The boy looks frightened.
“Who’ll pay for this here settin’-up, sir, please, if proof ain’t to be used?”
“Did you say Fanshawe?” says Lord Southwold. “Do you mean the great Fanshawe of the Torch? Can anything be possibly too strong for him?”
“Oh, my dear Wilfred! do let us hear what you can have said? It must be something terrific!” says the old duke, who rather likes subversive opinions, considering philosophically that he will be in his grave before they can possibly be put into practice.
“What ’m I to tell the manager about payin’ for the settin’-up of this here, if type’s to be broke up, sir?” asks the boy, with dogged persistence.
“Go out of the room, you impudent little rascal!” says Bertram, in extreme irritation. “Critchett! turn that boy out!”
Marlow gets up and offers the boy a plate of pound cake.

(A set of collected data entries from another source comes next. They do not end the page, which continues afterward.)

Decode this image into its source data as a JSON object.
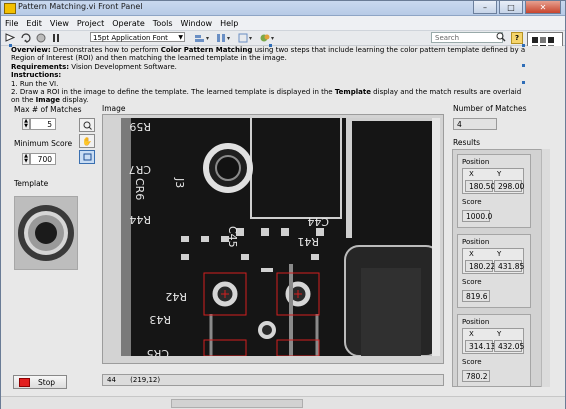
{
  "window": {
    "title": "Pattern Matching.vi Front Panel"
  },
  "menu": [
    "File",
    "Edit",
    "View",
    "Project",
    "Operate",
    "Tools",
    "Window",
    "Help"
  ],
  "toolbar": {
    "font": "15pt Application Font",
    "search_placeholder": "Search"
  },
  "description": {
    "line1_prefix": "Overview:",
    "line1_text": " Demonstrates how to perform ",
    "line1_bold": "Color Pattern Matching",
    "line1_rest": " using two steps that include learning the color pattern template defined by a Region of Interest (ROI) and then matching the learned template in the image.",
    "req_label": "Requirements:",
    "req_text": " Vision Development Software.",
    "instr_label": "Instructions:",
    "step1": "1. Run the VI.",
    "step2_a": "2. Draw a ROI in the image to define the template. The learned template is displayed in the ",
    "step2_b1": "Template",
    "step2_c": " display and the match results are overlaid on the ",
    "step2_b2": "Image",
    "step2_d": " display."
  },
  "controls": {
    "max_matches_label": "Max # of Matches",
    "max_matches_value": "5",
    "min_score_label": "Minimum Score",
    "min_score_value": "700",
    "template_label": "Template",
    "image_label": "Image",
    "num_matches_label": "Number of Matches",
    "num_matches_value": "4",
    "results_label": "Results",
    "stop_label": "Stop",
    "status_left": "44",
    "status_coord": "(219,12)"
  },
  "results": [
    {
      "position_label": "Position",
      "x_label": "X",
      "y_label": "Y",
      "x": "180.50",
      "y": "298.00",
      "score_label": "Score",
      "score": "1000.0"
    },
    {
      "position_label": "Position",
      "x_label": "X",
      "y_label": "Y",
      "x": "180.22",
      "y": "431.85",
      "score_label": "Score",
      "score": "819.6"
    },
    {
      "position_label": "Position",
      "x_label": "X",
      "y_label": "Y",
      "x": "314.13",
      "y": "432.05",
      "score_label": "Score",
      "score": "780.2"
    }
  ],
  "pcb_labels": [
    "R59",
    "CR7",
    "J3",
    "CR6",
    "R44",
    "C45",
    "C44",
    "R41",
    "R42",
    "R43",
    "CR5"
  ],
  "colors": {
    "title_bg": "#c9d9ef",
    "stop_led": "#e21e1e",
    "match_box": "#d21f1f"
  }
}
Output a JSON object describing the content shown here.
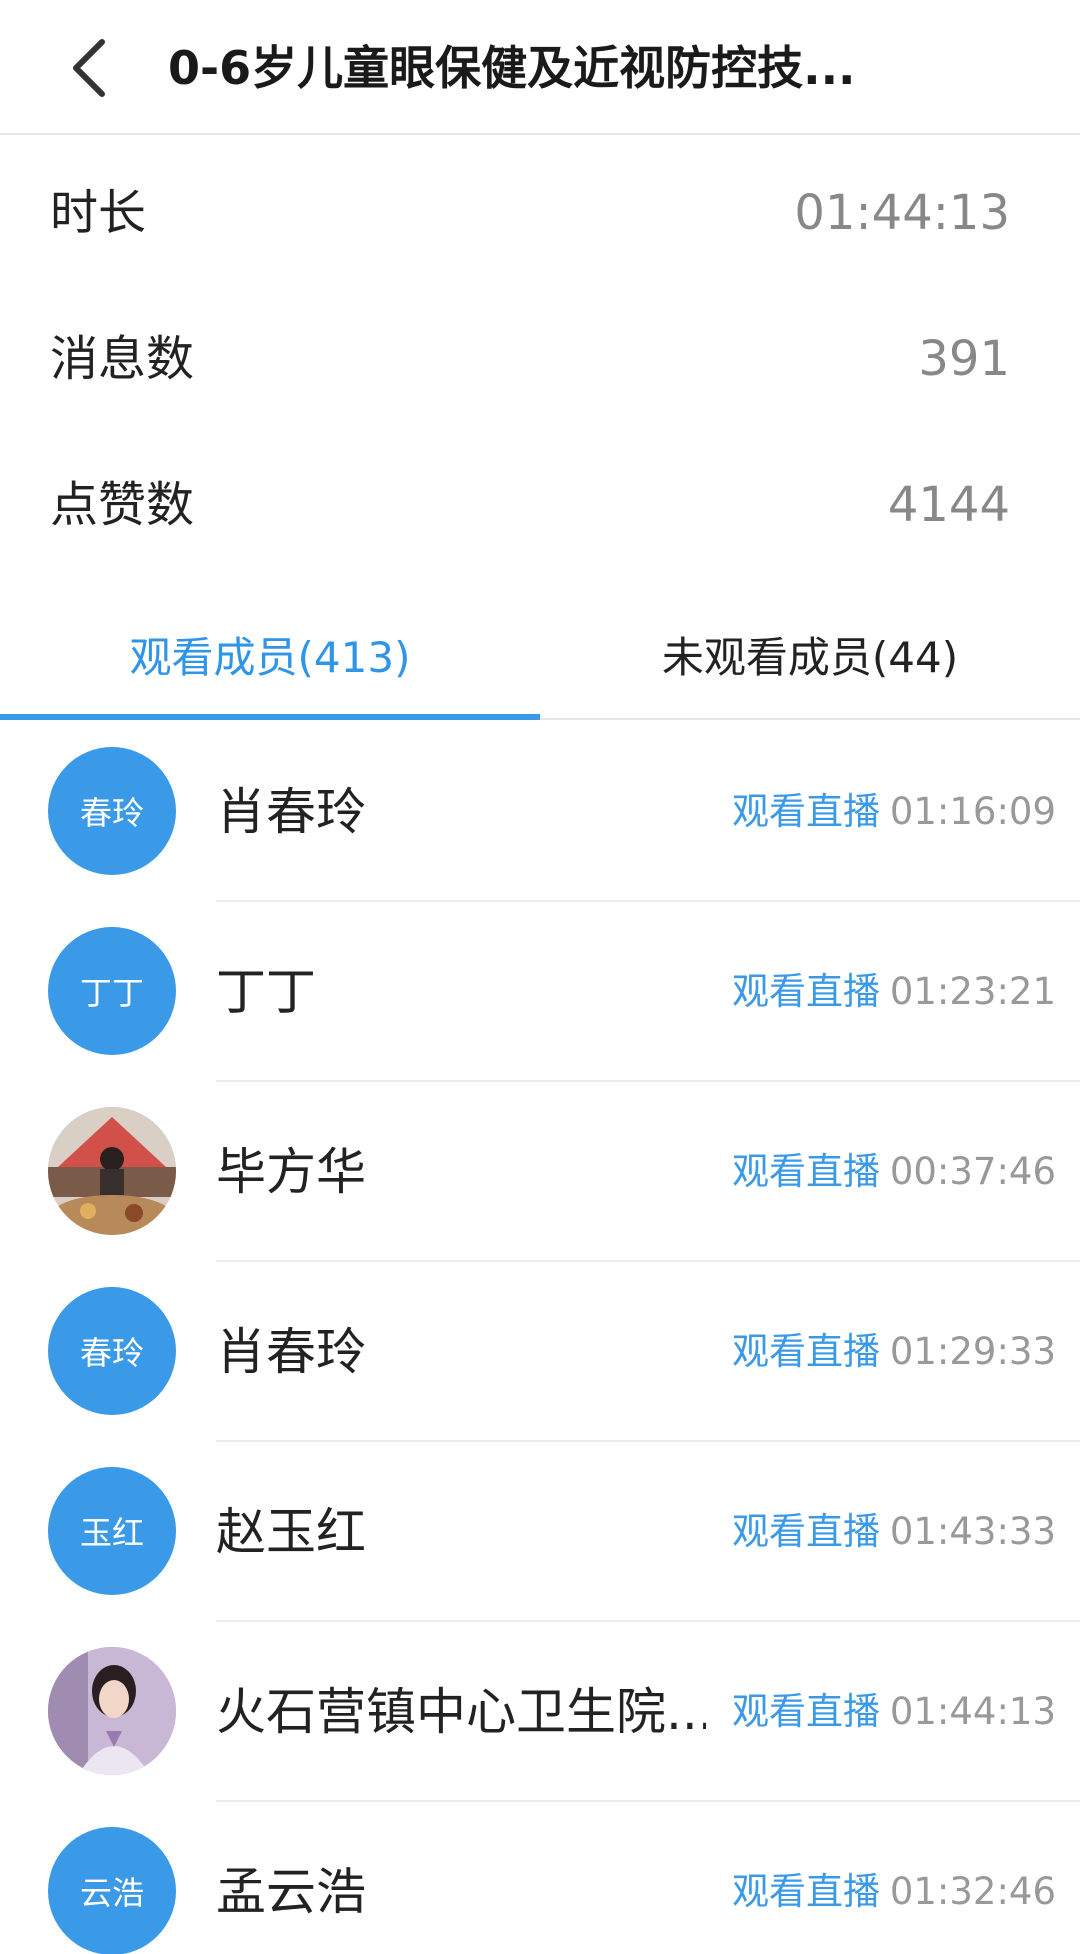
{
  "header": {
    "title": "0-6岁儿童眼保健及近视防控技..."
  },
  "stats": [
    {
      "label": "时长",
      "value": "01:44:13"
    },
    {
      "label": "消息数",
      "value": "391"
    },
    {
      "label": "点赞数",
      "value": "4144"
    }
  ],
  "tabs": [
    {
      "label": "观看成员(413)",
      "active": true
    },
    {
      "label": "未观看成员(44)",
      "active": false
    }
  ],
  "members": [
    {
      "avatar_text": "春玲",
      "name": "肖春玲",
      "action": "观看直播",
      "time": "01:16:09"
    },
    {
      "avatar_text": "丁丁",
      "name": "丁丁",
      "action": "观看直播",
      "time": "01:23:21"
    },
    {
      "avatar_text": "",
      "avatar_icon": "photo-avatar-icon",
      "name": "毕方华",
      "action": "观看直播",
      "time": "00:37:46"
    },
    {
      "avatar_text": "春玲",
      "name": "肖春玲",
      "action": "观看直播",
      "time": "01:29:33"
    },
    {
      "avatar_text": "玉红",
      "name": "赵玉红",
      "action": "观看直播",
      "time": "01:43:33"
    },
    {
      "avatar_text": "",
      "avatar_icon": "photo-avatar-icon",
      "name": "火石营镇中心卫生院...",
      "action": "观看直播",
      "time": "01:44:13"
    },
    {
      "avatar_text": "云浩",
      "name": "孟云浩",
      "action": "观看直播",
      "time": "01:32:46"
    }
  ],
  "colors": {
    "accent": "#3b9ae8",
    "time_gray": "#999999",
    "value_gray": "#888888"
  }
}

“You are not civil to your sooty Mercury, Bertram. He offers you at this moment the most opportune illustration of your theories. He comes on an errand of the intellect, and if a somewhat soiled messenger, he should nevertheless be treated with the respect due to a guardian of literary purity and public morality. Sweet imp! refresh your inner man!”
The boy stuffs his mouth with cake and grins.
“Are these chambers mine or yours, Lord Marlow?” asks Bertram.